Сергей хмурится и отводит взгляд, а мое сердце замирает. В палате тишина нарушается только пиканьем аппарата, и хочется заполнить гнетущую атмосферу чем-то радостным. Теперь это пиканье отсчитывает не минуты жизни Сергея, а как будто минуты, сколько нам осталось в браке. Но это же глупости, верно? Муж может забыть меня, но чувства-то все равно останутся. Он ведь должен чувствовать ту любовь, которую питал ко мне!
— Пить хочу, — хрипло произносит Сережа, и я кидаюсь на другую сторону кровати, где в изножье стоит столик на колесиках. На нем — стакан с трубочкой. Беру и подношу к губам мужа. Он делает глоток, кривится. — Что это?
— Это вода с чем-то. Там изотоник или что-то такое. Врач сказал, что сразу много пить нельзя, но потихоньку надо восполнять потерю жидкости. Ой! Врач! Его, наверное, позвать надо!
— Зачем?
— Ну, ты пришел в себя. Может, нужно какие-то процедуры сделать.
— Не надо. Утром все сделают.
— Ты не голоден? Марта Сергеевна приготовила жаркое.
— Пахнет отлично, — говорит Сережа, но больше не улыбается. — Но я не голоден. Вы… ты поешь.
— М, ладно, — суечусь, пока ставлю стакан. Чуть его не опрокидываю, неловко улыбаюсь, а потом беру жаркое и сажусь на стул рядом с кроватью. — Как ты себя чувствуешь?

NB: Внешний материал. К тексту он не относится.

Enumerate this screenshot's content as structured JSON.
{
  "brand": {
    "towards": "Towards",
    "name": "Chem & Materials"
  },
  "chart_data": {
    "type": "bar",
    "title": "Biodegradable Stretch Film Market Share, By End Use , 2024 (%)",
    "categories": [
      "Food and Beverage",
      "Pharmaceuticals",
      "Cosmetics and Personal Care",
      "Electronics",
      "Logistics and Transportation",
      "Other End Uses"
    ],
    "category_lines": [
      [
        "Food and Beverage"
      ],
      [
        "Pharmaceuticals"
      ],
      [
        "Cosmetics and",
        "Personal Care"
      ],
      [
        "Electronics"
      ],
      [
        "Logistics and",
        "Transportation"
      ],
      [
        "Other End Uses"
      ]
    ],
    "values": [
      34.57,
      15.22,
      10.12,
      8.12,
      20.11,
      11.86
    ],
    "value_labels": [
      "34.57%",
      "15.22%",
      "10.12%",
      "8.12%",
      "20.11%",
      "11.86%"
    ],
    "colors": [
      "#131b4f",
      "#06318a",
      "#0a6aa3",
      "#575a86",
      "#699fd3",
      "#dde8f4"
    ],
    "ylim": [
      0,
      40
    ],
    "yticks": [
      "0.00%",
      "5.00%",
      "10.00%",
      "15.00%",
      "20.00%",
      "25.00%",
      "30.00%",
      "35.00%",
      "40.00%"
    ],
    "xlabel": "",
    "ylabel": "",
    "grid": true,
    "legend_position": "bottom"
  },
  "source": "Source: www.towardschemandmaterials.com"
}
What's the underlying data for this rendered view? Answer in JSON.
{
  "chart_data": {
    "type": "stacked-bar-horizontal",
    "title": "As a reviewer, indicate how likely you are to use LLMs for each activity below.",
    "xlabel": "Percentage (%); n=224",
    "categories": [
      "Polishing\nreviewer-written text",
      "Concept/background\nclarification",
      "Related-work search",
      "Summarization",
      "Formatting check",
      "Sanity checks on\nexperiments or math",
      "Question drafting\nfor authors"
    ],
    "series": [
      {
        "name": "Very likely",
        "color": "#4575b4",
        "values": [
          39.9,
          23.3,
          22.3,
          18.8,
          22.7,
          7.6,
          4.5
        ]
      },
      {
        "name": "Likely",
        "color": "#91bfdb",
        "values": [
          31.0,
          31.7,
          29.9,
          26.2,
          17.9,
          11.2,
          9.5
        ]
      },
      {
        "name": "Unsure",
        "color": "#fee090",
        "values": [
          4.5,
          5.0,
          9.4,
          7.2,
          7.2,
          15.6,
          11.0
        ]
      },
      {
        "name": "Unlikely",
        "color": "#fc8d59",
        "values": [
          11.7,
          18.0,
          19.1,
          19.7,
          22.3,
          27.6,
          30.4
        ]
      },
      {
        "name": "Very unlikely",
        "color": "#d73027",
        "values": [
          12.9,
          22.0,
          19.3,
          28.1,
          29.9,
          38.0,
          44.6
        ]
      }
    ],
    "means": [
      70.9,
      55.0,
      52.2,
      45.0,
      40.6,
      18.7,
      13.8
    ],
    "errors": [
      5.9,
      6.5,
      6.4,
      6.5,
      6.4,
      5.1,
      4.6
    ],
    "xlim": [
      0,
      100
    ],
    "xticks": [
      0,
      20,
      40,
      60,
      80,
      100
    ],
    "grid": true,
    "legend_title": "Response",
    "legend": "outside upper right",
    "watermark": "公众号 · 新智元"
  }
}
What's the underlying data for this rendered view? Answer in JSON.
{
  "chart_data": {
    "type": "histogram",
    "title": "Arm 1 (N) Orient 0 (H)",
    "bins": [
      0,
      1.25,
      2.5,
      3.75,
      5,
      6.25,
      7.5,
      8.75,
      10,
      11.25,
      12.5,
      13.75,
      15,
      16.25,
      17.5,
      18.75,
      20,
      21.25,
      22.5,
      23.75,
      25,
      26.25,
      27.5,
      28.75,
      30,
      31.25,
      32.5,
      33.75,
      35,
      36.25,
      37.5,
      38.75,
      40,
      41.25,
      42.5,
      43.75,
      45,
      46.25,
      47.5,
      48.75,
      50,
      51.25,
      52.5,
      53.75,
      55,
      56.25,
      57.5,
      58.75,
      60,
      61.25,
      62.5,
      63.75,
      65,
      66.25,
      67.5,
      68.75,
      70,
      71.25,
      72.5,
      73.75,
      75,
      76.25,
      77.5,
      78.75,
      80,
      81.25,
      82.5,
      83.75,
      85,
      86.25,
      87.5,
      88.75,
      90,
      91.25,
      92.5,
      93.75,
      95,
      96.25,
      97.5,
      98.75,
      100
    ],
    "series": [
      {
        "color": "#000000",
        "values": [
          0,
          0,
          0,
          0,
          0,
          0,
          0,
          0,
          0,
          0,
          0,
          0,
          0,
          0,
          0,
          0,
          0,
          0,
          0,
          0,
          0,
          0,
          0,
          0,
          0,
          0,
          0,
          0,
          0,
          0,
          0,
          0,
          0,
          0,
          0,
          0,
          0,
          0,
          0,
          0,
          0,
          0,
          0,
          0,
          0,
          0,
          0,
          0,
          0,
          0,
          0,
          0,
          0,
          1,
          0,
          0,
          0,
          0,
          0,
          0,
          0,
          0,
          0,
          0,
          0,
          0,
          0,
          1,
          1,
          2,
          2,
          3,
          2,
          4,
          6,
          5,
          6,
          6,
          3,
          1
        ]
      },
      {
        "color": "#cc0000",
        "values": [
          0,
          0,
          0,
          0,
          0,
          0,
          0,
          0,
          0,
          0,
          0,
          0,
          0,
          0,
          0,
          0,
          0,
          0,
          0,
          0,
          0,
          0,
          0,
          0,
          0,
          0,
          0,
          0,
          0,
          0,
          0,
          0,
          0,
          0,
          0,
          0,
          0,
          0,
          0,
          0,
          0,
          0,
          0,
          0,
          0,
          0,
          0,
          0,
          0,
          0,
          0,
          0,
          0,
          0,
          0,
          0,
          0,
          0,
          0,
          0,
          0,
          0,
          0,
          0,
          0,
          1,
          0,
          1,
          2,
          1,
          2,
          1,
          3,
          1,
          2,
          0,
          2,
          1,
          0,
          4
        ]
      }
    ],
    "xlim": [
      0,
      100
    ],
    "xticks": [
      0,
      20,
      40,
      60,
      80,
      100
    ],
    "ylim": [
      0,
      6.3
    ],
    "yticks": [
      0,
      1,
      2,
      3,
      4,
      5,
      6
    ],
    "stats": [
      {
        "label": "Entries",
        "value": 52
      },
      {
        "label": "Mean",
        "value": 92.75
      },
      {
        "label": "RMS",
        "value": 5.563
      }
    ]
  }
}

— Башка болит, — тихо отвечает Сергей и смотрит на меня изучающе. Я ежусь под его взглядом. Муж выглядит каким-то чужим. Я прямо чувствую исходящий от него холод. — Расскажи мне, — просит он.
— О чем?
— Начни с имени. Как ты сказала тебя зовут?
— Саша, — сглотнув, отвечаю медленно. Мне так странно знакомиться с человеком, который знает каждую родинку на моем теле.
— Как мы познакомились, Саша?
— Ты… твоя машина. Не ты был за рулем, — добавляю поспешно. — Машина заехала в лужу и окатила меня водой с подтаявшим снегом.
— Давно это было?
— Пять лет назад, — отвечаю дрожащим голосом. Отставляю жаркое на тумбочку. Аппетит совсем пропал. Как можно есть, когда тут рушится моя жизнь?
— Окатил водой, значит, — говорит Сергей. — Что было дальше?
— Ты отвез меня в ресторан, усадил у большого камина, заказал ужин. Мы тогда просидели до самого закрытия, — улыбаюсь я. — А потом ты отвез меня домой и пригласил на свидание. После следующего мы уже не расставались. А ты… — понижаю голос и спрашиваю робко: — Ты совсем ничего не помнишь?
— Помню, что жены у меня быть не могло, потому что я был помолвлен с Виолой. Это дочка моего делового партнера. А ты как будто… я тебя совсем не знаю.
На мои глаза наворачиваются слезы обиды и злости. То есть, размалеванную куклу он помнит, а меня — любовь всей своей жизни — нет?! От несправедливости хочется кричать и топать ногами!
Встав со стула, я иду к окну и, обняв себя руками, смотрю на вьюгу, которая постепенно набирает обороты. От этого и холодной атмосферы, воцарившейся в палате, мне становится зябко.